A new study reverses recent health strategies. Rather than delaying an introduction to peanuts, the research suggests we might increase tolerance by introducing peanuts earlier and more frequently.
6. Black boys are at especially high risk of having food allergies. A March 2009 study showed that black male children are about four times more likely than the rest of the population to be food allergic. The study of more than 8,200 participants found both food sensitivities and food allergies to be highest among blacks, males, and kids—which leaves these kids right in the demographic crosshairs. Prevalence of food allergy is also higher among persons of lower income. Genetic and environmental factors are being researched, but the cause of food allergies and sensitivities is as yet unknown.
7. Eight foods are responsible for 90 percent of all food allergies. The chief offenders: milk, eggs, peanuts, soy, fish, shellfish, tree nuts, and wheat. As Dr. Chiu explains, some make the list because they're prevalent among children, and others because they prompt lifelong reactions. "A child will 'outgrow' some food allergies, notably milk and egg; as the GI system matures, the system gets better at breaking down the proteins in them that cause an adverse reaction. Other foods, such as shellfish, peanuts, and tree nuts, tend to trigger an allergic response even when broken down, so the reactivity is more apt to be lifelong."
8. A link has been drawn between allergies and obesity—but to date the association is controversial. Some research has suggested that food allergies contribute directly or indirectly to obesity. In 2007, one study published in the journal Diabetes found that a high-sugar, high-fat, low-fiber diet caused an immune response of inflammation, in turn leading to increased insulin resistance, which prompts the body to store more fat.
However, the prevailing wisdom is that allergic disease and obesity are each based on a variety of genetic and environmental factors.
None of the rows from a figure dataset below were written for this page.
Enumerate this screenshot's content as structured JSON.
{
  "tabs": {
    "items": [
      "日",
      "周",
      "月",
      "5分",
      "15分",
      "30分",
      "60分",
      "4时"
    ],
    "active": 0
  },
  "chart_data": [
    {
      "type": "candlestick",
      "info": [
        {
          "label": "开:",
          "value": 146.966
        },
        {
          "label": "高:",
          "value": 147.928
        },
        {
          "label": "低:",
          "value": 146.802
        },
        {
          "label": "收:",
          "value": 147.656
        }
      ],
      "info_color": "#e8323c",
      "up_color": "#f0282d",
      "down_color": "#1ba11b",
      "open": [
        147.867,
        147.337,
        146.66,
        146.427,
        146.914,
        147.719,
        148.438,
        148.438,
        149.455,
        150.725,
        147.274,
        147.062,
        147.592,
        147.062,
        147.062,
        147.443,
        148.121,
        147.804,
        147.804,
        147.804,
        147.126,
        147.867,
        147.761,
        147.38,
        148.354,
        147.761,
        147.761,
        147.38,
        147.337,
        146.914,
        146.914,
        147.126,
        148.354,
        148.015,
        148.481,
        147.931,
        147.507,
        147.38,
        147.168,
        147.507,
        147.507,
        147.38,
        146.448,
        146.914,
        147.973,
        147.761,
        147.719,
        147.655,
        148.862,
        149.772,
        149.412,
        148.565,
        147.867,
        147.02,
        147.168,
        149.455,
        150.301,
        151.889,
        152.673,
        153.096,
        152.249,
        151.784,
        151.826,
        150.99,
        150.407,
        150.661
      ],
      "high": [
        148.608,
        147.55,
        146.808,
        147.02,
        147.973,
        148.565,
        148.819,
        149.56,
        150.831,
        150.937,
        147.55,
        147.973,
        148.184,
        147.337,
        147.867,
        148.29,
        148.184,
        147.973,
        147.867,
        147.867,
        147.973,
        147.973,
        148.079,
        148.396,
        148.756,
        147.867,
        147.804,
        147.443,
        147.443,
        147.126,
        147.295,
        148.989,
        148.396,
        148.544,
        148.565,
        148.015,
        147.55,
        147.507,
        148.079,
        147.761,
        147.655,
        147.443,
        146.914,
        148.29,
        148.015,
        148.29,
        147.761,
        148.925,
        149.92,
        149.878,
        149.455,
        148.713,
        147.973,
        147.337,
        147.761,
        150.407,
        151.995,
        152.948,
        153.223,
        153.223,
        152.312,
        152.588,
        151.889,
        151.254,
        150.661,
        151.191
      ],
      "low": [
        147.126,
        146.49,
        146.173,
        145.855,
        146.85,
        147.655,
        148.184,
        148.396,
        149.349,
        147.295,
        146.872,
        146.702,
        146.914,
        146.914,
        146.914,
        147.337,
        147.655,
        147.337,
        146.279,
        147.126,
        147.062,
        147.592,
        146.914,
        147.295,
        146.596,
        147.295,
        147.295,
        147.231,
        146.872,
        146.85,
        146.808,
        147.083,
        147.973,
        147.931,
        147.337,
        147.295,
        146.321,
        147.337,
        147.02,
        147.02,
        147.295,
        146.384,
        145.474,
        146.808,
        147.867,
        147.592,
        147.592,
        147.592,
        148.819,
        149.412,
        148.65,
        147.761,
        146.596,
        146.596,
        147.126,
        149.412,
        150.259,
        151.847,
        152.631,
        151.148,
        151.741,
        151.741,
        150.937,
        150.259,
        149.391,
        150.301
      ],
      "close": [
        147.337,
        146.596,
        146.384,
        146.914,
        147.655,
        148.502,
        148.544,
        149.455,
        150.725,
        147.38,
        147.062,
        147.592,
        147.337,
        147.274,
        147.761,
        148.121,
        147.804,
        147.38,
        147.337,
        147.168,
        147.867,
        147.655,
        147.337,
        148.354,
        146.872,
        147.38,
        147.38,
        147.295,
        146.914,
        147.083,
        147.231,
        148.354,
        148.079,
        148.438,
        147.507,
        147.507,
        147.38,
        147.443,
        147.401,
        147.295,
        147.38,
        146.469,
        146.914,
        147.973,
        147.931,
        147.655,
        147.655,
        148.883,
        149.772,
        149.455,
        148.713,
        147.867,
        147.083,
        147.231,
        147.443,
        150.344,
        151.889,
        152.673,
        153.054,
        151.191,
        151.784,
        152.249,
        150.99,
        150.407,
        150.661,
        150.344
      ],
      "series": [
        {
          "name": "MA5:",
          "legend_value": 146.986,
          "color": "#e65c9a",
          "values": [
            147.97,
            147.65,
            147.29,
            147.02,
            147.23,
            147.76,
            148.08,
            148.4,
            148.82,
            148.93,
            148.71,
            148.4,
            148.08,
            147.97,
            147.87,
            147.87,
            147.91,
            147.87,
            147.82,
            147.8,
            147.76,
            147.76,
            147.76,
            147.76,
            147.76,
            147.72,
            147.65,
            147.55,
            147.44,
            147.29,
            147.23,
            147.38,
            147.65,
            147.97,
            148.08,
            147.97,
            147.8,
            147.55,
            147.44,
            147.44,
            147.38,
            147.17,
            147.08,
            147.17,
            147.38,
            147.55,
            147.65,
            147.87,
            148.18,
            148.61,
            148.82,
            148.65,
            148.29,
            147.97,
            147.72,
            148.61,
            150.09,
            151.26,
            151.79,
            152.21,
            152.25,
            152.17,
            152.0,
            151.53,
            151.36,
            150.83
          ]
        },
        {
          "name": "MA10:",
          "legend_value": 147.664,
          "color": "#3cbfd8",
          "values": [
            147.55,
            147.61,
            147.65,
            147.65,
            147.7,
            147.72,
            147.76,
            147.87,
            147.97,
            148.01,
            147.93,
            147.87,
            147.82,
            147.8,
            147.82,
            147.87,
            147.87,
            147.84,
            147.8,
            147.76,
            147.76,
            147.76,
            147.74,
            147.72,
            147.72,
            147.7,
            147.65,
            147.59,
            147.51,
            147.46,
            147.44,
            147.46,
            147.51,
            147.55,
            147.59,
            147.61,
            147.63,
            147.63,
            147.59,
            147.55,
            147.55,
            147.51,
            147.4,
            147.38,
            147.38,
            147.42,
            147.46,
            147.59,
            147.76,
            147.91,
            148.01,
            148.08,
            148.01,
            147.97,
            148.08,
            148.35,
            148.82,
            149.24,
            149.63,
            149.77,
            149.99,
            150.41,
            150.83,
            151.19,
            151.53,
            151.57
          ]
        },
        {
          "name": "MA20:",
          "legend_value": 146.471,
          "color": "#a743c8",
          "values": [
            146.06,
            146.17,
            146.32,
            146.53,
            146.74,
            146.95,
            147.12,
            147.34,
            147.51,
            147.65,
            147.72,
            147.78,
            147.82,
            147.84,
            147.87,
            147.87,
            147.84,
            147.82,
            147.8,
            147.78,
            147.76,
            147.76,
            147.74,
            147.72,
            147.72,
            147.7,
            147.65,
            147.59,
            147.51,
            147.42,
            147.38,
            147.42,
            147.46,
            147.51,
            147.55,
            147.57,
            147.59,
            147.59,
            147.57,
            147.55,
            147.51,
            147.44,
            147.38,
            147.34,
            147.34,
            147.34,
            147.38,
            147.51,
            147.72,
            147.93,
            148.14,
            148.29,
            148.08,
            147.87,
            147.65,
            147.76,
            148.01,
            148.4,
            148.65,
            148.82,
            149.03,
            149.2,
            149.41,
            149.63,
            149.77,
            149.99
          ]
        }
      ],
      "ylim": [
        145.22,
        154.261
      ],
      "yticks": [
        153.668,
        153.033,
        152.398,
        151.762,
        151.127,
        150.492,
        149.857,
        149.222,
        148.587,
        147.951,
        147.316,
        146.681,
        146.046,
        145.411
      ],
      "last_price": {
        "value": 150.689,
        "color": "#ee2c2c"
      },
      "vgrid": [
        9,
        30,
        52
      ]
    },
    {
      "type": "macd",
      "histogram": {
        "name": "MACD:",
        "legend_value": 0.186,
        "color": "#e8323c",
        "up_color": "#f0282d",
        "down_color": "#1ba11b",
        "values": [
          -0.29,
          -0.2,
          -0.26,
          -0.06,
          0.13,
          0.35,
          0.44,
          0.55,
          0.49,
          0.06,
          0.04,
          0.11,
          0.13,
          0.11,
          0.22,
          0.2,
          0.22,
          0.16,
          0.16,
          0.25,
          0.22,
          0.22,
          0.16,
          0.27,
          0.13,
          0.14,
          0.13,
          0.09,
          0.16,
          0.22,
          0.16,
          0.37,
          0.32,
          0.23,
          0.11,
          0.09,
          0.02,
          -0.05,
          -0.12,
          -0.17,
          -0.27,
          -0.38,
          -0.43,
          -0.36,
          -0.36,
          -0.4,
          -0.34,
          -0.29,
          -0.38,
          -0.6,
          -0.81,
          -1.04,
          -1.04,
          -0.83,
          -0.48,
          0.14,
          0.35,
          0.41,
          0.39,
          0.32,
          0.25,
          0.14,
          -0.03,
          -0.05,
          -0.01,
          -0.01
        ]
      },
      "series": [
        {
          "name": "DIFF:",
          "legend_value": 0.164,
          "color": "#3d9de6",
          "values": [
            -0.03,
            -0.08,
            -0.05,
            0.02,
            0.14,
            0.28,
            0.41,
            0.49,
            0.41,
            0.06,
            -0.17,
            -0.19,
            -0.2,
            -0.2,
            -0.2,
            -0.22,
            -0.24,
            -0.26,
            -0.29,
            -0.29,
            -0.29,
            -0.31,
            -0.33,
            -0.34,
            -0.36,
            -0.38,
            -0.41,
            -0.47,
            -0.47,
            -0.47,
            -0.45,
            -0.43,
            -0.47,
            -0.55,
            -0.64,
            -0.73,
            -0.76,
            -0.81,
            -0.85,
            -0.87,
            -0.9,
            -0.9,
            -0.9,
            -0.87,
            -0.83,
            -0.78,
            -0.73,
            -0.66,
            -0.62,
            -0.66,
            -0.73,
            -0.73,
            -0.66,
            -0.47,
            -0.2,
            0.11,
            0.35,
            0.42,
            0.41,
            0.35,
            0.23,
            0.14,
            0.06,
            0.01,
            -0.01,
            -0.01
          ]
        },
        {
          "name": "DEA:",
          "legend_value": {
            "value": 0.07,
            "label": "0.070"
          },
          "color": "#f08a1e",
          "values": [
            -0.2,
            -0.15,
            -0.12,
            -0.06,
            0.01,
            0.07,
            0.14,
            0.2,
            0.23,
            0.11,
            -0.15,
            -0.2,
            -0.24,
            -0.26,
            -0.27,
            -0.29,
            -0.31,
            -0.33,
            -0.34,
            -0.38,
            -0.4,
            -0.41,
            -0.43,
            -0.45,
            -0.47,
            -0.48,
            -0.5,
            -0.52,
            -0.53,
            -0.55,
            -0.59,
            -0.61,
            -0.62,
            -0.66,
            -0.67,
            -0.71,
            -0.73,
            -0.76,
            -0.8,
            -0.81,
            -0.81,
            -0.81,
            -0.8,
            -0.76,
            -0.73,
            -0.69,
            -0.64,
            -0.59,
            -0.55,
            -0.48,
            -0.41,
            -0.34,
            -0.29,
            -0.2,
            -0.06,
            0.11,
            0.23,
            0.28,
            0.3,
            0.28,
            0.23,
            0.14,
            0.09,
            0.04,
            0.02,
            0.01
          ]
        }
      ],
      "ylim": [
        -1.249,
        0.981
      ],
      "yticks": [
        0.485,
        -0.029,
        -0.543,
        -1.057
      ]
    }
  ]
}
The research is not yet conclusive enough to establish a causal link between the two.
9. Nickel allergy is a common culprit of contact dermatitis. If your skin is irritated where contact is made with bracelets, rings, earrings, or eyeglasses, it may be due to nickel content in the metal. Reactions to 24-karat gold or other metals used in fine jewelry (such as platinum or titanium) are rare. Trace amounts of nickel in detergent, nail polish, and makeup, or even in buttons and snaps, however, can cause an itchy rash at the site due to metal allergy.
10. The prevalence of allergies continues to increase. According to the American Academy of Allergy Asthma & Immunology, allergies of every kind—inhaled, ingested, contact, or otherwise—are steadily increasing in rate. Allergic diseases currently affect more than one in five Americans, making them the sixth leading cause of chronic disease in the U.S. If you have pollen or mold allergies, you can check daily counts in your area through the National Allergy Bureau.
"It's important to know what's causing a reaction," Dr. Chiu offers in conclusion. "Healthcare providers and allergy specialists can help identify the specific cause so that you can actually avoid what you're allergic to rather than simply treat symptoms with medication."